Und die Datei vhosts/Vhosts_ispconfig.conf

ist leer?


----------



## Till (22. Aug. 2008)

Eine Frage noch zum Umzug, Du hast aber nicht die Linuxdistribution gewechselt, oder?


----------



## cokotech (22. Aug. 2008)

Aehm *schäm* ich habe die Ditsri gewechselt. Aber bis aus die ISP config Mysql Datenbank und der User Pw's habe ich nichts übernommen und streng nach "Der Perfekte Server ubuntu" eingerichtet.
Die Datei vhosts.... ist unter dem verzeichnis /etc/apache2/vhosts leer, in /etc/httpd/conf/vhosts ist sie "voll". aber die Dateien httpd.conf sind in beiden Verzeichnissen leer und in apache2.conf steht im Prinzip das, was beim alten Server in httpd.conf stand.


gruß Sven!


----------



## JeGr (22. Aug. 2008)

Ja aber ISPconfig schreibt doch einen Teil der Konfig in die Datenbank. Damit hast du wohl die "schlechten" alten Einträge mit umgezogen. Wir haben bei Hetzner einen Server, den ich auf Ubuntu 8.04LTS hochgezogen habe und das läuft prima - ein httpd Verzeichnis gibts da eigentlich nicht. Den Apache startest du mit Root, nicht als www-data, da er den privileged und non-privileged Split später durch die Konfiguration ja selbst macht.
Ansonsten sehen deine apache2-Dirs gut aus.

Gruß Grey


----------



## Till (22. Aug. 2008)

Ich hoffe Du hast ein Backup der "neuen" ISPConfig Datenbank auf dem neuen Server gemacht, bevor Du sie mit der DB vom alten Server überschrieben hast? Der Inhalt der isp_server Tabelle ist nämlich spezifisch für die Distribution, Du müsstest also den Eintrag in dieser Tabelle Deiner aktuellen DB löschen und ihn mit dem Eintrag ersetzen, der vom ISPConfig Installer für diesen Server geschrieben wurde.


----------



## cokotech (22. Aug. 2008)

Dumdidumdidum.... dann werde ich wohl ISP Config noch mal runter nehmen und neu machen!
Ich habe die Datenbankeinträge natürlich nicht vorher gesichert, grins.
Aber auch kein Thema, da ich noch bis sonntag zeit habe!

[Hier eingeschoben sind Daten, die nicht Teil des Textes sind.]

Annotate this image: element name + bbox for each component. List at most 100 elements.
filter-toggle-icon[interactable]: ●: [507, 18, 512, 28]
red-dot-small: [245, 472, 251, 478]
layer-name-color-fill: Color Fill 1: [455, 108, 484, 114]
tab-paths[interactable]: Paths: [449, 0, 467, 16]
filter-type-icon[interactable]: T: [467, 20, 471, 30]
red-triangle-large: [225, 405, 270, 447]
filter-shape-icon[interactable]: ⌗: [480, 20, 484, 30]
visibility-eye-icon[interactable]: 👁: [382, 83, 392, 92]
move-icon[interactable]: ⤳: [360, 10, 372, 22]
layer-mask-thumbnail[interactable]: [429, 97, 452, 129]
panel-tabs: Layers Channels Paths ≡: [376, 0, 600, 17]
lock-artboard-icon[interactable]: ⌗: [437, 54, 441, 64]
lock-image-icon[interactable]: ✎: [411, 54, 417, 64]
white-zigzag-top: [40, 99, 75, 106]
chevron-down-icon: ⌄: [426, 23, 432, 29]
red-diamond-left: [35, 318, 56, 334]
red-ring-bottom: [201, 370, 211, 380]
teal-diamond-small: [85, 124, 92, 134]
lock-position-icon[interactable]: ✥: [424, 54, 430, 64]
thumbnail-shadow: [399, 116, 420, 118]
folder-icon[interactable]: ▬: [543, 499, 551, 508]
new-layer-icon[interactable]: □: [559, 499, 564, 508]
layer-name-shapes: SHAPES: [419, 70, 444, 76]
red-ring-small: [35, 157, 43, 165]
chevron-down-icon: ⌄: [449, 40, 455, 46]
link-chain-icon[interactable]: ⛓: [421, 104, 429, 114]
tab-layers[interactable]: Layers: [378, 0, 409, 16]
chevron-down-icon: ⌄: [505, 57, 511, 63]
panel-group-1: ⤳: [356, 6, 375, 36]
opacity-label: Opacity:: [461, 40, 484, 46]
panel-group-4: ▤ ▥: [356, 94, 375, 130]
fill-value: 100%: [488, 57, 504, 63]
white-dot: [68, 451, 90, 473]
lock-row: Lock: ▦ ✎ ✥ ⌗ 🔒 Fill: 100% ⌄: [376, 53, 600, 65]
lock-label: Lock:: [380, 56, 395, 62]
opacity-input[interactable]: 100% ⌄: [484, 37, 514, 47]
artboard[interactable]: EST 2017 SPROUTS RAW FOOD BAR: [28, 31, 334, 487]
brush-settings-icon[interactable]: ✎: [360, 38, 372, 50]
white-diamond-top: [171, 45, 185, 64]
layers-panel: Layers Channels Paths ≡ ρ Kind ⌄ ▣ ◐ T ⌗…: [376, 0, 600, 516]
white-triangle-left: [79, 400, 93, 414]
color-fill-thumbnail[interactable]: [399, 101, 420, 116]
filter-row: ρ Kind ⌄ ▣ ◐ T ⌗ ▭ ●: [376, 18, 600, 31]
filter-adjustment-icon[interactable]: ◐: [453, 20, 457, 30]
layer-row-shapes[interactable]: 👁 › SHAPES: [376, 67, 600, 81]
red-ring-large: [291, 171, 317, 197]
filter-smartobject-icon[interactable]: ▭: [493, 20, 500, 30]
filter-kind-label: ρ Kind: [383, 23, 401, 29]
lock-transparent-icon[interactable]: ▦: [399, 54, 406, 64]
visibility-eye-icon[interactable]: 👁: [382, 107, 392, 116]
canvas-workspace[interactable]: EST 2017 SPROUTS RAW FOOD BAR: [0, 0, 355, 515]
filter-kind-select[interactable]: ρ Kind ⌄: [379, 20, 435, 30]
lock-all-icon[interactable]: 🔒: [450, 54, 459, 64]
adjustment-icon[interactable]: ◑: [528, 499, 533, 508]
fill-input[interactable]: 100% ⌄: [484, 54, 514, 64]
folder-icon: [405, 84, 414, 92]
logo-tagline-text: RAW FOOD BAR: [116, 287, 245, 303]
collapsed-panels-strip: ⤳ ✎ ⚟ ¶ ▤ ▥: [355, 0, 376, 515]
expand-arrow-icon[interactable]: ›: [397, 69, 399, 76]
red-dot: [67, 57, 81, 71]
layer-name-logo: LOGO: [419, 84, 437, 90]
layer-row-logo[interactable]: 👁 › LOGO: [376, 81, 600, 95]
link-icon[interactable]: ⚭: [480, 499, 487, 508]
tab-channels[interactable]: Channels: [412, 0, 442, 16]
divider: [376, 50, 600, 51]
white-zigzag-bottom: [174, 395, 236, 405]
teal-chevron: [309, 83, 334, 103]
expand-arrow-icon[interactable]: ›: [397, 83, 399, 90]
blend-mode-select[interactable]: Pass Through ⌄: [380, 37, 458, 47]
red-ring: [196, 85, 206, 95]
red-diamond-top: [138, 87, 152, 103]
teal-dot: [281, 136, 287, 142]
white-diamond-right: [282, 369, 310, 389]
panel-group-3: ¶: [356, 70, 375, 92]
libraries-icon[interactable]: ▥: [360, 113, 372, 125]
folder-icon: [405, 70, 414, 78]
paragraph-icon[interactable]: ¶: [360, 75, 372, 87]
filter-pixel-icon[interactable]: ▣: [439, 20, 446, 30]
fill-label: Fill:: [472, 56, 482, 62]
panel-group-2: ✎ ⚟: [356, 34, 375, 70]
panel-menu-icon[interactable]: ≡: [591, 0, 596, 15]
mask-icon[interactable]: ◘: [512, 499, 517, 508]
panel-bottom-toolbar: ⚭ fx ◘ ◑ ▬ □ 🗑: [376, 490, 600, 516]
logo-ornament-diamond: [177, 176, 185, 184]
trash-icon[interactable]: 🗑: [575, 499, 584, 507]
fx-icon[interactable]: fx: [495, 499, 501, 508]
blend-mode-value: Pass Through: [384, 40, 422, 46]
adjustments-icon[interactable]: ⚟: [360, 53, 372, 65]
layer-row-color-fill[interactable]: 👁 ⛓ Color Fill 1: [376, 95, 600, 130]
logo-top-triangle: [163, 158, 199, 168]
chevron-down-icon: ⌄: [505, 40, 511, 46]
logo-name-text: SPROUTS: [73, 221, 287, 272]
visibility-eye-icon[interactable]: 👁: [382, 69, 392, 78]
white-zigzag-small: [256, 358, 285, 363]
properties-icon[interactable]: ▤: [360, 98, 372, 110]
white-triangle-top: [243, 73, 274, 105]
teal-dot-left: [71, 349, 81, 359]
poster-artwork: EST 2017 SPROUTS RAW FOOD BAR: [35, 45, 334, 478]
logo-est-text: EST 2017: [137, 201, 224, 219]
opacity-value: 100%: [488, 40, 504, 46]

Aber denkt ihr ubuntu ist okay oder soll ich was anderes nehmen?


Gruß Sven!


----------



## JeGr (22. Aug. 2008)

Ich würde Debian Etch oder Ubuntu 804LTS nehmen, wobei gerade letzteres bei den üblichen Diensten häufigere und neuere Paketupdates hat. Ich bin mit Ubuntu auf unserem Server sehr zufrieden


----------



## cokotech (22. Aug. 2008)

Jip habe jetzt Ubuntu drauf und gelassen....

Ach sagt mal ist das bei euch auch so, das bei jedem Speichern bei ISP (z.b. Email Einstellungen) das Fenster wieder recht weit nach vorne springt. Teilweise muss ich dann erst wieder das richtige Web auswähöen etc. Ist ziemlich nervig, war aber schon imme so bei mir!



Gruß Sven!


----------



## Till (23. Aug. 2008)

Ja, das ist immer so bei ISPConfig. ässt sich aus technischen Gründen nicht so ohne weiteres ändern, sonst hätte ich es schon gemacht


----------



## cokotech (23. Aug. 2008)

Moin!


Jip okay.... ich hätte ja auch vorher mal die Anleitung lesen können, dann hätte ich gewusst, das ich nicht unbedingt da draufklicken muss, weil ein Tabwechsel das gleiche bewikrt!


Gruß Sven!


----------